Some Southeast Asian stock markets rose on Wednesday as worries about eurozone debt and the global economic recovery subsided, but Singapore and Indonesia retreated. European governments have agreed in principle to help heavily indebted Greece, a senior German coalition source said, in what would be the first rescue of a eurozone member in the currency's 11-year history.
"Broader sentiment was lifted as markets are hopeful that there will be some kind of positive resolution to Greece's problem," said Anupon Sriard, an analyst with BFIT Securities in Bangkok. But he added: "This could be just another knee-jerk reaction with the rally not being sustained for long, unless we see volume pick up substantially over the long term."
Thailand gained 0.4 percent, while Malaysia rose 1 percent. The Philippines and Vietnam gained 2.1 percent and 1.7 percent respectively. But Singapore's Straits Times Index fell 0.4 percent, led by banking shares, with top lender DBS Group falling 1.5 percent and United Overseas Bank 1.9 percent.

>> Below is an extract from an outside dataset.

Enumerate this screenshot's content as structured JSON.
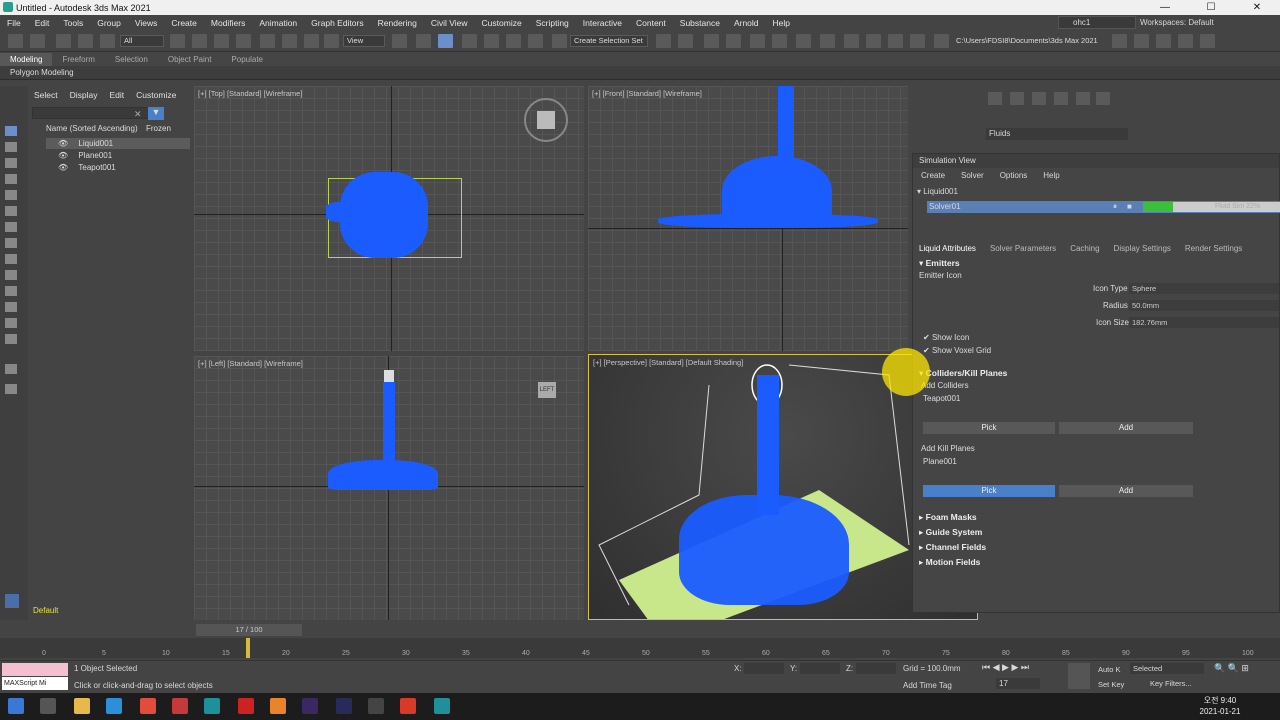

The MSCI index of Asia Pacific stocks traded outside Japan was up 2.1 percent at 0954 GMT. Malaysia rose, led by Malayan Banking Bhd (Maybank) with a 1.8 percent gain after the country's top lender posted a 35 percent rise in net profit a day earlier.
The Thai index was led higher by energy share PTT Exploration and Production, up 1.2 percent. The Thai government is bracing for a new round of protests in Bangkok by supporters of former premier Thaksin Shinawatra ahead of a February 26 Supreme Court verdict on whether to confiscate $2.3 billion of his family's assets. Indonesia lost 0.2 percent, with the country's largest coal producer by market value, PT Adaro Energy Tbk, sliding 2.2 percent.
Banking shares drove the Philippines 2.1 percent up from a four-month low, with Bank of the Philippine Islands gaining 5 percent and Manila Metro Bank rising 4.1 percent. Vietnam gained 1.7 percent, led by 5 percent rise in Vinamilk on high foreign demand and a 2.1 percent gain in Vietcombank.